I did two combat tours, one on a Navy Cruiser and the other as a Chaplain to U.S. Military advisors to the Iraqi Army and Police in Al Anbar Province during the surge of 2007-2008. Those tours opened my eyes to the terrible human cost of war, and I came home with severe PTSD, mild TBI, a neurological disorder that affects my ability to process speech, and more. Likewise, I experienced the military’s indifference to help people like me and the toll that multiple combat tours and the lack of real concern and help caused many veterans. I say this not to garner sympathy for me but to draw attention to the veterans who suffer, often in silence. I know so many broken families and veterans who turned to alcohol and drugs to ease their pain, and far too many, including other Chaplains, who committed suicide to end their pain.
For me, Veterans day is somewhat melancholy. I am proud of my service and that of my late father, a Navy Chief, and my nephew, who just completed an honorable enlistment as a Marine. The same goes for the good and dedicated men and women I served alongside in the Army, Navy, and Marines. Together we achieved much, but we also lost much. Senator McCain was correct, nothing can replace those friends and comrades that lost their lives, took their lives, or whose lives and families were shattered due to their service.
Thus, when I started writing my Gettysburg Staff Ride text and the introductory chapter, which became Mine Eyes Have Seen the Glory: Religion and the Politics of Race in the Civil War Era and Beyond, people had to be the story. In each, I endeavored to bring the stories of people to the forefront, people who devoted at least part of their lives to serving in the military, fighting for the highest ideals embodied in the words of the Declaration of Independence, “We believe that all men are created equal and are endowed by their Creator with certain unalienable rights, among them, being life, liberty, and the pursuit of happiness.”
In Mine Eyes Have Seen the Glory, those stories are encapsulated in the words of the Black men who volunteered to serve the Union and the White Union soldiers who came to admire them and who, after the war, never forgave those in the North or South who oppressed and discriminated against their Black comrades in arms.
Sergeant Isaiah Welch of the 55th Massachusetts Volunteer Infantry, one of the most distinguished Black regiments of the war, wrote a newspaper, “I pray to God the time will come when we, as soldiers of God, and for our race and country, may face the enemy with boldness. For my part I feel willing to suffer all privations incidental to a Christian and a soldier.….”
The story of two wounded Black soldiers is told “One of them looked at the stump of an arm he once had and remarked: ‘Oh, I should like to have it, but I don’t begrudge it.’ His ward mate, minus a leg, replied: ‘Well, ‘twas [lost] in a glorious cause, and if I had lost my life, I should have been satisfied. I knew what I was fighting for.’”

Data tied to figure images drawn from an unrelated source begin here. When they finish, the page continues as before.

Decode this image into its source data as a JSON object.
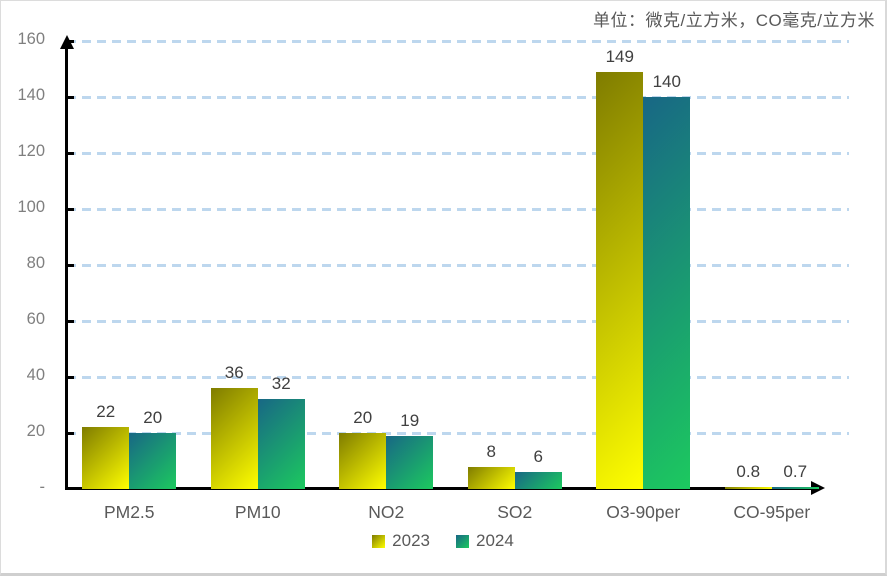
{
  "panel": {
    "unit_note": "单位：微克/立方米，CO毫克/立方米"
  },
  "chart_data": {
    "type": "bar",
    "title": "",
    "unit_note": "单位：微克/立方米，CO毫克/立方米",
    "categories": [
      "PM2.5",
      "PM10",
      "NO2",
      "SO2",
      "O3-90per",
      "CO-95per"
    ],
    "series": [
      {
        "name": "2023",
        "values": [
          22,
          36,
          20,
          8,
          149,
          0.8
        ],
        "labels": [
          "22",
          "36",
          "20",
          "8",
          "149",
          "0.8"
        ],
        "gradient_start": "#7F7C00",
        "gradient_end": "#FFFF00"
      },
      {
        "name": "2024",
        "values": [
          20,
          32,
          19,
          6,
          140,
          0.7
        ],
        "labels": [
          "20",
          "32",
          "19",
          "6",
          "140",
          "0.7"
        ],
        "gradient_start": "#186785",
        "gradient_end": "#1CC95F"
      }
    ],
    "xlabel": "",
    "ylabel": "",
    "ylim": [
      0,
      160
    ],
    "ytick_interval": 20,
    "ytick_labels": [
      "-",
      "20",
      "40",
      "60",
      "80",
      "100",
      "120",
      "140",
      "160"
    ],
    "zero_tick_label": "-",
    "grid": "dashed-horizontal",
    "gridline_color": "#BDD7EE",
    "axis_color": "#000000",
    "tick_label_color": "#7F7F7F",
    "value_label_color": "#404040",
    "category_label_color": "#595959",
    "legend_position": "bottom",
    "legend_entries": [
      "2023",
      "2024"
    ]
  }
}
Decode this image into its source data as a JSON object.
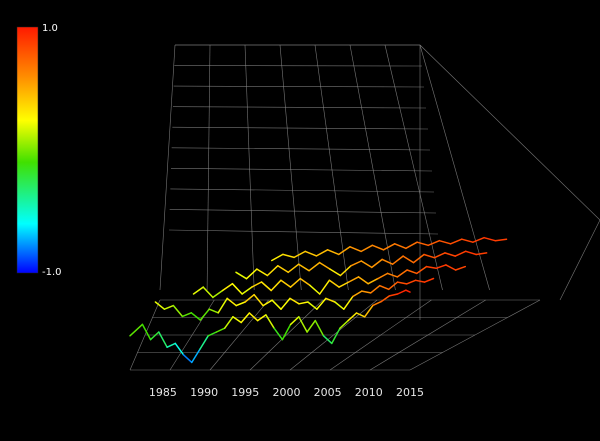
{
  "chart_data": {
    "type": "line",
    "title": "",
    "x_ticks": [
      "1985",
      "1990",
      "1995",
      "2000",
      "2005",
      "2010",
      "2015"
    ],
    "x_range": [
      1981,
      2015
    ],
    "colorbar": {
      "max_label": "1.0",
      "min_label": "-1.0",
      "range": [
        -1.0,
        1.0
      ],
      "colors": [
        "#ff1a00",
        "#ff8c00",
        "#ffff00",
        "#40e000",
        "#00ffff",
        "#0000ff"
      ]
    },
    "grid": true,
    "series": [
      {
        "values": [
          [
            1981.0,
            -0.2
          ],
          [
            1982.5,
            0.1
          ],
          [
            1983.5,
            -0.3
          ],
          [
            1984.5,
            -0.1
          ],
          [
            1985.5,
            -0.5
          ],
          [
            1986.5,
            -0.4
          ],
          [
            1987.5,
            -0.7
          ],
          [
            1988.5,
            -0.9
          ],
          [
            1989.5,
            -0.55
          ],
          [
            1990.5,
            -0.2
          ],
          [
            1991.5,
            -0.1
          ],
          [
            1992.5,
            0.0
          ],
          [
            1993.5,
            0.3
          ],
          [
            1994.5,
            0.15
          ],
          [
            1995.5,
            0.4
          ],
          [
            1996.5,
            0.2
          ],
          [
            1997.5,
            0.35
          ],
          [
            1998.5,
            0.0
          ],
          [
            1999.5,
            -0.3
          ],
          [
            2000.5,
            0.1
          ],
          [
            2001.5,
            0.3
          ],
          [
            2002.5,
            -0.1
          ],
          [
            2003.5,
            0.2
          ],
          [
            2004.5,
            -0.2
          ],
          [
            2005.5,
            -0.4
          ],
          [
            2006.5,
            0.0
          ],
          [
            2007.5,
            0.2
          ],
          [
            2008.5,
            0.4
          ],
          [
            2009.5,
            0.3
          ],
          [
            2010.5,
            0.6
          ],
          [
            2011.5,
            0.7
          ],
          [
            2012.5,
            0.85
          ],
          [
            2013.5,
            0.9
          ],
          [
            2014.5,
            1.0
          ],
          [
            2015.0,
            0.95
          ]
        ]
      },
      {
        "values": [
          [
            1983.0,
            0.3
          ],
          [
            1984.0,
            0.1
          ],
          [
            1985.0,
            0.2
          ],
          [
            1986.0,
            -0.1
          ],
          [
            1987.0,
            0.0
          ],
          [
            1988.0,
            -0.2
          ],
          [
            1989.0,
            0.1
          ],
          [
            1990.0,
            0.0
          ],
          [
            1991.0,
            0.4
          ],
          [
            1992.0,
            0.2
          ],
          [
            1993.0,
            0.3
          ],
          [
            1994.0,
            0.5
          ],
          [
            1995.0,
            0.2
          ],
          [
            1996.0,
            0.35
          ],
          [
            1997.0,
            0.1
          ],
          [
            1998.0,
            0.4
          ],
          [
            1999.0,
            0.25
          ],
          [
            2000.0,
            0.3
          ],
          [
            2001.0,
            0.1
          ],
          [
            2002.0,
            0.4
          ],
          [
            2003.0,
            0.3
          ],
          [
            2004.0,
            0.1
          ],
          [
            2005.0,
            0.45
          ],
          [
            2006.0,
            0.6
          ],
          [
            2007.0,
            0.55
          ],
          [
            2008.0,
            0.75
          ],
          [
            2009.0,
            0.65
          ],
          [
            2010.0,
            0.85
          ],
          [
            2011.0,
            0.8
          ],
          [
            2012.0,
            0.9
          ],
          [
            2013.0,
            0.85
          ],
          [
            2014.0,
            0.95
          ]
        ]
      },
      {
        "values": [
          [
            1986.0,
            0.1
          ],
          [
            1987.0,
            0.3
          ],
          [
            1988.0,
            0.0
          ],
          [
            1989.0,
            0.2
          ],
          [
            1990.0,
            0.4
          ],
          [
            1991.0,
            0.1
          ],
          [
            1992.0,
            0.3
          ],
          [
            1993.0,
            0.45
          ],
          [
            1994.0,
            0.2
          ],
          [
            1995.0,
            0.5
          ],
          [
            1996.0,
            0.3
          ],
          [
            1997.0,
            0.55
          ],
          [
            1998.0,
            0.35
          ],
          [
            1999.0,
            0.1
          ],
          [
            2000.0,
            0.5
          ],
          [
            2001.0,
            0.3
          ],
          [
            2002.0,
            0.45
          ],
          [
            2003.0,
            0.6
          ],
          [
            2004.0,
            0.4
          ],
          [
            2005.0,
            0.55
          ],
          [
            2006.0,
            0.7
          ],
          [
            2007.0,
            0.6
          ],
          [
            2008.0,
            0.8
          ],
          [
            2009.0,
            0.7
          ],
          [
            2010.0,
            0.9
          ],
          [
            2011.0,
            0.85
          ],
          [
            2012.0,
            0.95
          ],
          [
            2013.0,
            0.8
          ],
          [
            2014.0,
            0.9
          ]
        ]
      },
      {
        "values": [
          [
            1989.0,
            0.3
          ],
          [
            1990.0,
            0.1
          ],
          [
            1991.0,
            0.4
          ],
          [
            1992.0,
            0.2
          ],
          [
            1993.0,
            0.5
          ],
          [
            1994.0,
            0.3
          ],
          [
            1995.0,
            0.55
          ],
          [
            1996.0,
            0.35
          ],
          [
            1997.0,
            0.6
          ],
          [
            1998.0,
            0.4
          ],
          [
            1999.0,
            0.2
          ],
          [
            2000.0,
            0.5
          ],
          [
            2001.0,
            0.65
          ],
          [
            2002.0,
            0.45
          ],
          [
            2003.0,
            0.7
          ],
          [
            2004.0,
            0.55
          ],
          [
            2005.0,
            0.8
          ],
          [
            2006.0,
            0.6
          ],
          [
            2007.0,
            0.85
          ],
          [
            2008.0,
            0.75
          ],
          [
            2009.0,
            0.9
          ],
          [
            2010.0,
            0.8
          ],
          [
            2011.0,
            0.95
          ],
          [
            2012.0,
            0.85
          ],
          [
            2013.0,
            0.9
          ]
        ]
      },
      {
        "values": [
          [
            1991.0,
            0.2
          ],
          [
            1992.0,
            0.4
          ],
          [
            1993.0,
            0.3
          ],
          [
            1994.0,
            0.5
          ],
          [
            1995.0,
            0.35
          ],
          [
            1996.0,
            0.55
          ],
          [
            1997.0,
            0.4
          ],
          [
            1998.0,
            0.65
          ],
          [
            1999.0,
            0.5
          ],
          [
            2000.0,
            0.7
          ],
          [
            2001.0,
            0.55
          ],
          [
            2002.0,
            0.75
          ],
          [
            2003.0,
            0.6
          ],
          [
            2004.0,
            0.8
          ],
          [
            2005.0,
            0.7
          ],
          [
            2006.0,
            0.85
          ],
          [
            2007.0,
            0.75
          ],
          [
            2008.0,
            0.9
          ],
          [
            2009.0,
            0.8
          ],
          [
            2010.0,
            0.95
          ],
          [
            2011.0,
            0.85
          ],
          [
            2012.0,
            0.9
          ]
        ]
      }
    ]
  }
}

Their courage, honor, and sacrifice, like so many known and unknown, inspires me to continue speaking out for the rights of Blacks, women, Hispanic, Asian, Native Americans, and Gays and Lesbians, and countless others who served or continue to serve our Country under a cloud of discrimination and intolerance. I write history by telling their stories.
Like Senator McCain, I am repulsed by those that glorify war and violence. Additionally, I find strange solace in the words of General Gouverneur Warren, a hero of the battle for Little Round Top at Gettysburg. After the war, he wrote, “I wish I did not dream so much. They make me sometimes to dread to go to sleep. Scenes from the war, are so constantly recalled, with bitter feelings I wish never to experience again. Lies, vanity, treachery, and carnage.” His words feel like my own.
I pray that on this Veterans Day, we do not spend time glorifying war but rather honoring and remembering the sacrifices of all veterans, especially those who had to endure racism and intolerance just to serve.